Three years down the line, does he think about how his legacy has been erased by the acquisition or what TaxiForSure’ valuation might have been today? “Do I feel bad that so-and-so company is now valued at $5, 10, 20 billion dollars? Not really. We had a good run, and, in our wildest dreams, we couldn’t have imagined selling the company for what we got,” he says, adding: “As for my legacy, well, we’ve always lost things in life but we move on and associate ourselves with newer, different things. What I do miss is not the legacy or the brand, but the people and those fun exciting times.”
For now, Raghunandan has no plans to set up another startup, though he admits he feels the pressure. “We are not movie actors or cricketers that need to give one hit film or inning after another,” he says. He is of the opinion that his real strength lies in his current role—researching how to take India’s startup ecosystem to the next level. “It would be easy for me to cocoon myself in a new project, and tie my success or failure to it, but to help build an environment that supports multiple million-dollar companies is where I feel my true calling lies.”
From founder to CEO
Should a startup founder expect to stay on after the company is sold? That’s the billion-dollar question being asked after Flipkart’s Sachin Bansal was reportedly sidelined by Flipkart-Walmart deal. To avoid a similar fate, Ola co-founder and chief executive Bhavish Aggarwal is strengthening his legal rights against potentially hostile action by shareholders.
“It’s a good preventive step in case of a forced merger with Uber,” says Raghunandan G., who thinks it's unlikely to come to that. “In India, founders are a quintessential part of the company. It's what differentiates us from other startup ecosystems," he says, adding that the call for the TaxiForSure founders to leave immediately after the company was acquired by Ola was a unanimous one. “Unlike Flipkart, ours was a direct competition acquisition, so this was the best decision for all of us. Staying on would have slowed down decision making and given our competition (Uber) an edge,” he says.

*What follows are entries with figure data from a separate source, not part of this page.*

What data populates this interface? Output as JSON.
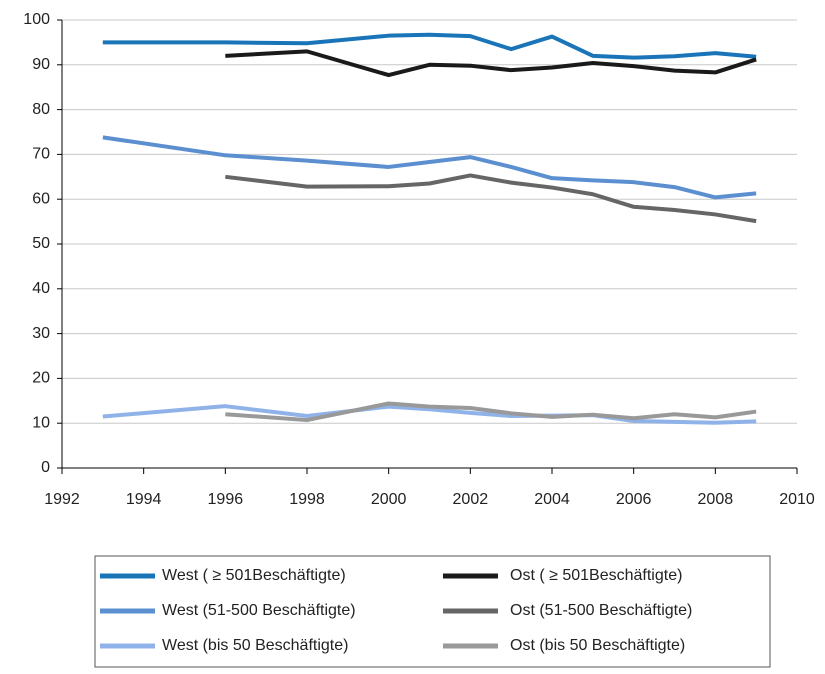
{
  "chart_data": {
    "type": "line",
    "x": [
      1993,
      1996,
      1998,
      2000,
      2001,
      2002,
      2003,
      2004,
      2005,
      2006,
      2007,
      2008,
      2009
    ],
    "series": [
      {
        "name": "West ( ≥ 501Beschäftigte)",
        "color": "#1a75b8",
        "values": [
          95,
          95,
          94.8,
          96.5,
          96.7,
          96.4,
          93.5,
          96.3,
          92,
          91.6,
          91.9,
          92.6,
          91.8
        ]
      },
      {
        "name": "Ost ( ≥ 501Beschäftigte)",
        "color": "#1a1a1a",
        "values": [
          null,
          92,
          93,
          87.7,
          90,
          89.8,
          88.8,
          89.4,
          90.4,
          89.7,
          88.7,
          88.3,
          91.2
        ]
      },
      {
        "name": "West (51-500 Beschäftigte)",
        "color": "#5b8fd0",
        "values": [
          73.8,
          69.8,
          68.6,
          67.2,
          68.3,
          69.4,
          67.2,
          64.7,
          64.2,
          63.8,
          62.7,
          60.4,
          61.3
        ]
      },
      {
        "name": "Ost (51-500 Beschäftigte)",
        "color": "#666666",
        "values": [
          null,
          65,
          62.8,
          62.9,
          63.5,
          65.3,
          63.7,
          62.6,
          61.1,
          58.3,
          57.6,
          56.6,
          55.1
        ]
      },
      {
        "name": "West (bis 50 Beschäftigte)",
        "color": "#8fb3e8",
        "values": [
          11.5,
          13.8,
          11.6,
          13.7,
          13.1,
          12.3,
          11.6,
          11.7,
          11.8,
          10.5,
          10.3,
          10.1,
          10.4
        ]
      },
      {
        "name": "Ost (bis 50 Beschäftigte)",
        "color": "#999999",
        "values": [
          null,
          12,
          10.7,
          14.4,
          13.7,
          13.4,
          12.2,
          11.4,
          11.9,
          11.1,
          12,
          11.3,
          12.6
        ]
      }
    ],
    "xlim": [
      1992,
      2010
    ],
    "xticks": [
      1992,
      1994,
      1996,
      1998,
      2000,
      2002,
      2004,
      2006,
      2008,
      2010
    ],
    "ylim": [
      0,
      100
    ],
    "yticks": [
      0,
      10,
      20,
      30,
      40,
      50,
      60,
      70,
      80,
      90,
      100
    ],
    "grid": true
  }
}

India's startup culture, Raghunandan believes, doesn't take voting rights seriously. “With today's trend of four-five co-founders, no single founder has more than a 10% stake in the company. If voting rights were important, I can't think of how many people would have got replaced. It was a huge deal when Kalyan (Krishnamurthy) replaced Binny as CEO but we don't have too many examples of that kind,” he explains.
If voting rights are asserted to remove a founder, there will essentially be no difference between an Amazon and Flipkart or an Ola and Uber, he says. “Remove that X factor and you are a nobody. Investors understand that, that is why they don't really want to replace any of the founders.”